Selon le média Splash, dans un courrier adressé au Conseil des affaires de l’État, la China Shipowners Association (CSA), l’association des armateurs chinois, aurait demandé, compte tenu des circonstances, la suspension de l’application de la réglementation de l’OMI sur la teneur en soufre des carburants marins IMO 2020.

Les armateurs chinois sollicitent le Conseil des affaires de l’État, équivalent du gouvernement, à titre de mesure d'urgence, pour aider le transport maritime à surmonter les difficultés actuelles provoquées par la gestion du virus coronavirus qui perturbe toute la chaîne de transport maritime. L'association demande notamment à l’éxecutif chinois qu’il se fasse le relais auprès de l’OMI d’une demande de suspension de la réglementation ou au moins de tolérances quant à l’utilisation de carburants qui ne seraient pas conformes à la réglementation sur la teneur en soufre des carburants marins. 

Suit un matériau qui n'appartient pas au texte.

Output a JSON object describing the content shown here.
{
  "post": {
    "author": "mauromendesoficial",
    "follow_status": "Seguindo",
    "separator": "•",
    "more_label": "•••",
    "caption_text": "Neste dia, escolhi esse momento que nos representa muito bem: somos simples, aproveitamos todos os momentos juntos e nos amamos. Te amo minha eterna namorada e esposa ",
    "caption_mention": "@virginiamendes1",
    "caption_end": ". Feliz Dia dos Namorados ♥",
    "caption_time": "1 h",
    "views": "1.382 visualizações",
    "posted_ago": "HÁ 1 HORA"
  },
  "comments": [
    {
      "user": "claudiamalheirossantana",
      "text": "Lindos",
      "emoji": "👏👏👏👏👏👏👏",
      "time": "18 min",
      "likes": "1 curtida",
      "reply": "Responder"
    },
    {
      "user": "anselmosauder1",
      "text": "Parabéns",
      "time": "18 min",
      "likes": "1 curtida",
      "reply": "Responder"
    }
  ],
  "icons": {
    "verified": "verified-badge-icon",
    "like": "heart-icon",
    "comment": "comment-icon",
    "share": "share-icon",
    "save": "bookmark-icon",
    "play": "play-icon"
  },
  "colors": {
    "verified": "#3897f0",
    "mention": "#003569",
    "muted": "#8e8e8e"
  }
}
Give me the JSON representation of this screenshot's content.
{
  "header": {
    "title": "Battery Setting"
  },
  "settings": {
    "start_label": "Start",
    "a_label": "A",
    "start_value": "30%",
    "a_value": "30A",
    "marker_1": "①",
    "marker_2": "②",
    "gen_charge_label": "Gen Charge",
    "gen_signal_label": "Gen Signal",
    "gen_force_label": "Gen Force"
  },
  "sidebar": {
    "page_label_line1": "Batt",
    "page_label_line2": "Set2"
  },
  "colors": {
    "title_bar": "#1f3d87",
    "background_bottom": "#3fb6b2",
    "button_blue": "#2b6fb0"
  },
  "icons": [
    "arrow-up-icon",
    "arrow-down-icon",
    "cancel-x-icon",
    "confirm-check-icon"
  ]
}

Ils ont dans le viseur la possibilité de faire valoir le Fuel Oil Non-Availability Report (FONAR). Selon la règle 18.2 de l'annexe VI de MARPOL, cette disposition peut être activée si l’armateur ou exploitant de flotte « peut démontrer qu’il a entrepris toutes les démarches nécessaires pour se mettre en conformité mais qu’aucun carburant conforme n’était disponible en dépit de tous les efforts déployés ».

Toutefois, au titre de ses efforts exigés, le navire n’est pas pour autant tenu de s'écarter exagérement de la route initialement prévue ou de faire un détour qui le retarderait indûment. Mais avant cela, et ce dès qu'il « devient évident » qu’il sera dans l’impossibilité de s’avitailler en carburant sans soufre, il faudra qu’il informe directement le prochain port d'escale et l'administration concernée de la situation en soumettant son FONAR assorti des preuves justifiant le soutage d’un carburant non conforme.

Dérogations en pagaille

Le dépôt de ce formulaire n'est cependant pas une « assurance tous risques », ni carte blanche pour l'utilisation de carburant non conforme ni une exemption. Ce sont les autorités du port de destination qui, en tenant compte des éléments fournis, jugeront si ceux-ci légitiment les choix de l’armateur et décideront de possibles sanctions.

La CSA demande par ailleurs à Pékin de saisir l’organisation réglementant le transport maritime d’une autre réquête concernant la possibilité d’étendre la période effective de service des équipages chinois à bord et de se faire l’émissaire auprès du Oil Companies International Marine Forum (OCIMF) afin d’obtenir une dérogation de trois mois pour les navires dans l’incapacité d’effectuer les inspections SIRE. Les armateurs chinois sollicitent enfin des mesures de soutien, sous la forme notamment de subventions, réductions et exonérations fiscales.